ANCHORAGE - Prince William Sound commercial fishermen have waited 19 years for punitive damages in the 1989 Exxon Valdez crude oil spill case and another delay may be coming.
Lawyers for Sea Hawk Seafoods Inc., a Seattle-based company that ran a fish-processing plant in Valdez, have filed court papers objecting to the current allocation plan.
They are seeking a new plan that conforms to the U.S. Supreme Court ruling in June.
Justices in June ordered lower courts to award up to $507.5 million in punitive damages to nearly 33,000 commercial fishermen, cannery workers, land owners, Alaska Natives and others who claimed harm from the spill. They had been seeking $5 billion awarded by an Anchorage jury in 1994.
After the Supreme Court decision, lawyers for the plaintiffs and Exxon worked out a partial settlement under which Exxon agreed to release $383 million.
The money was to be distributed under an allocation plan approved in 1996 by Anchorage federal Judge H. Russel Holland.
Lawyers for Sea Hawk Seafoods filed their paperwork Oct. 9. They say the Supreme Court held that the size of punitive damage awards must be proportional to the size of compensatory damage awards already paid to plaintiffs.
The current allocation plan is flawed because some plaintiffs stand to receive larger or smaller shares than they deserve, the Sea Hawk lawyers argue.
Anchorage attorney David Oesting, the lead lawyer for Exxon Valdez plaintiffs, said he will fight Sea Hawk's effort.
"They just want a whole lot more money that they're not really entitled to, in my opinion," Oesting said.
If Sea Hawk gets its way, many other plaintiffs would be deprived of shares they've long expected, he said.
Oesting estimated the Sea Hawk challenge could take 18 months. Until then, the money can't be paid out, he said.
The company's interpretation could mean more money for cannery workers and less for commercial fishermen.
Frank Mullen, a Homer commercial salmon fisherman, said he and other plaintiffs were exasperated over the years it took the courts to decide on punitive damages and the Sea Hawk motion adds to the frustration.
Some plaintiffs have died.
Fishermen were hoping the settlement with Exxon might yield checks between Thanksgiving and Christmas, Mullen said.
He's hoping Holland will deny the company motion.
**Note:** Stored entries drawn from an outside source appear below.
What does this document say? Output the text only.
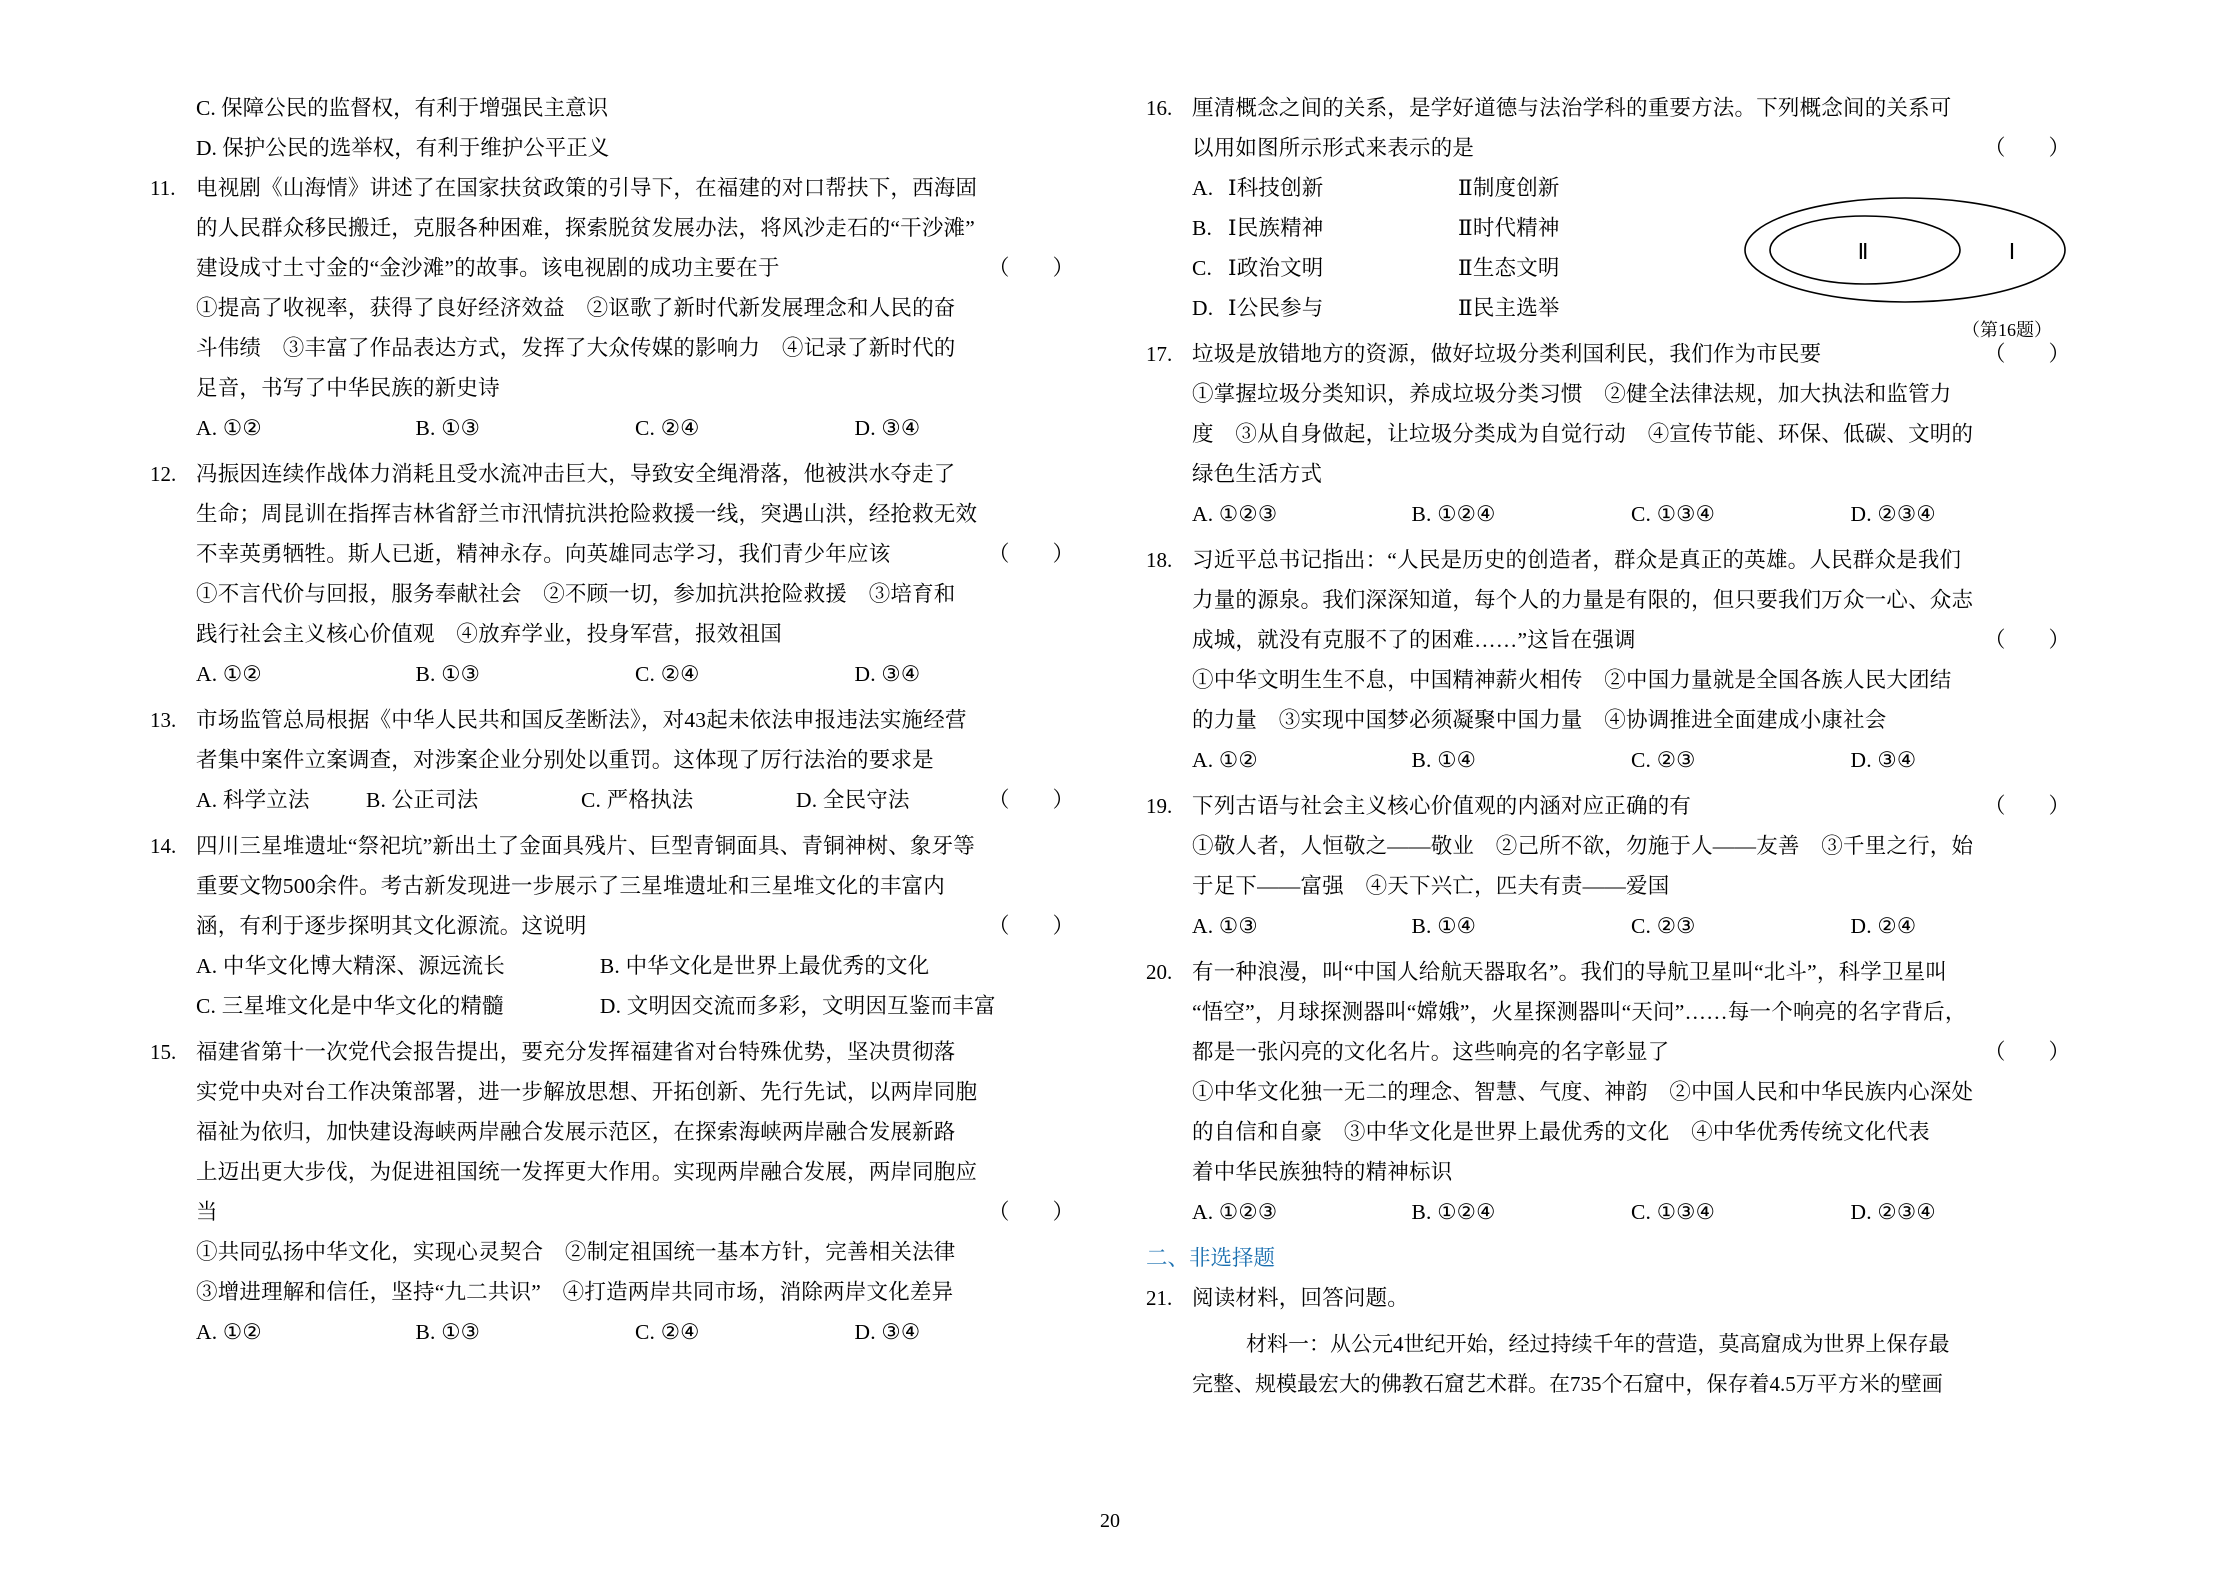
C. 保障公民的监督权，有利于增强民主意识
D. 保护公民的选举权，有利于维护公平正义
11. 电视剧《山海情》讲述了在国家扶贫政策的引导下，在福建的对口帮扶下，西海固

的人民群众移民搬迁，克服各种困难，探索脱贫发展办法，将风沙走石的“干沙滩”

（　　）
建设成寸土寸金的“金沙滩”的故事。该电视剧的成功主要在于

①提高了收视率，获得了良好经济效益　②讴歌了新时代新发展理念和人民的奋

斗伟绩　③丰富了作品表达方式，发挥了大众传媒的影响力　④记录了新时代的

足音，书写了中华民族的新史诗

A. ①②	B. ①③	C. ②④	D. ③④
12. 冯振因连续作战体力消耗且受水流冲击巨大，导致安全绳滑落，他被洪水夺走了

生命；周昆训在指挥吉林省舒兰市汛情抗洪抢险救援一线，突遇山洪，经抢救无效

（　　）
不幸英勇牺牲。斯人已逝，精神永存。向英雄同志学习，我们青少年应该

①不言代价与回报，服务奉献社会　②不顾一切，参加抗洪抢险救援　③培育和

践行社会主义核心价值观　④放弃学业，投身军营，报效祖国

A. ①②	B. ①③	C. ②④	D. ③④
13. 市场监管总局根据《中华人民共和国反垄断法》，对43起未依法申报违法实施经营

者集中案件立案调查，对涉案企业分别处以重罚。这体现了厉行法治的要求是

（　　）

A. 科学立法	B. 公正司法	C. 严格执法	D. 全民守法
14. 四川三星堆遗址“祭祀坑”新出土了金面具残片、巨型青铜面具、青铜神树、象牙等

重要文物500余件。考古新发现进一步展示了三星堆遗址和三星堆文化的丰富内

（　　）
涵，有利于逐步探明其文化源流。这说明

A. 中华文化博大精深、源远流长	B. 中华文化是世界上最优秀的文化
C. 三星堆文化是中华文化的精髓	D. 文明因交流而多彩，文明因互鉴而丰富
15. 福建省第十一次党代会报告提出，要充分发挥福建省对台特殊优势，坚决贯彻落

实党中央对台工作决策部署，进一步解放思想、开拓创新、先行先试，以两岸同胞

福祉为依归，加快建设海峡两岸融合发展示范区，在探索海峡两岸融合发展新路

上迈出更大步伐，为促进祖国统一发挥更大作用。实现两岸融合发展，两岸同胞应

（　　）
当

①共同弘扬中华文化，实现心灵契合　②制定祖国统一基本方针，完善相关法律

③增进理解和信任，坚持“九二共识”　④打造两岸共同市场，消除两岸文化差异

A. ①②	B. ①③	C. ②④	D. ③④
16. 厘清概念之间的关系，是学好道德与法治学科的重要方法。下列概念间的关系可

（　　）
以用如图所示形式来表示的是

A. Ⅰ科技创新	Ⅱ制度创新
B. Ⅰ民族精神	Ⅱ时代精神
C. Ⅰ政治文明	Ⅱ生态文明
D. Ⅰ公民参与	Ⅱ民主选举
Ⅱ	Ⅰ
（第16题）
17.	（　　）
垃圾是放错地方的资源，做好垃圾分类利国利民，我们作为市民要

①掌握垃圾分类知识，养成垃圾分类习惯　②健全法律法规，加大执法和监管力

度　③从自身做起，让垃圾分类成为自觉行动　④宣传节能、环保、低碳、文明的

绿色生活方式

A. ①②③	B. ①②④	C. ①③④	D. ②③④
18. 习近平总书记指出：“人民是历史的创造者，群众是真正的英雄。人民群众是我们

力量的源泉。我们深深知道，每个人的力量是有限的，但只要我们万众一心、众志

（　　）
成城，就没有克服不了的困难……”这旨在强调

①中华文明生生不息，中国精神薪火相传　②中国力量就是全国各族人民大团结

的力量　③实现中国梦必须凝聚中国力量　④协调推进全面建成小康社会

A. ①②	B. ①④	C. ②③	D. ③④
19.	（　　）
下列古语与社会主义核心价值观的内涵对应正确的有

①敬人者，人恒敬之——敬业　②己所不欲，勿施于人——友善　③千里之行，始

于足下——富强　④天下兴亡，匹夫有责——爱国

A. ①③	B. ①④	C. ②③	D. ②④
20. 有一种浪漫，叫“中国人给航天器取名”。我们的导航卫星叫“北斗”，科学卫星叫

“悟空”，月球探测器叫“嫦娥”，火星探测器叫“天问”……每一个响亮的名字背后，

（　　）
都是一张闪亮的文化名片。这些响亮的名字彰显了

①中华文化独一无二的理念、智慧、气度、神韵　②中国人民和中华民族内心深处

的自信和自豪　③中华文化是世界上最优秀的文化　④中华优秀传统文化代表

着中华民族独特的精神标识

A. ①②③	B. ①②④	C. ①③④	D. ②③④
二、非选择题
21. 阅读材料，回答问题。

材料一：从公元4世纪开始，经过持续千年的营造，莫高窟成为世界上保存最
完整、规模最宏大的佛教石窟艺术群。在735个石窟中，保存着4.5万平方米的壁画
20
It was difficult getting thousands of people to agree on the allocation plan, which includes numerous classes of plaintiffs, and it would be calamitous to reopen that debate, Mullen said.
"We might as well just start ordering the pine box," he said.
Sea Hawk's lawyers argue it would be fairly simple to replace the allocation plan with a new one leading to "a fair and expeditious distribution" of punitive damages.
Holland warned last year it would be "an embarrassment" to allow infighting to delay a payout.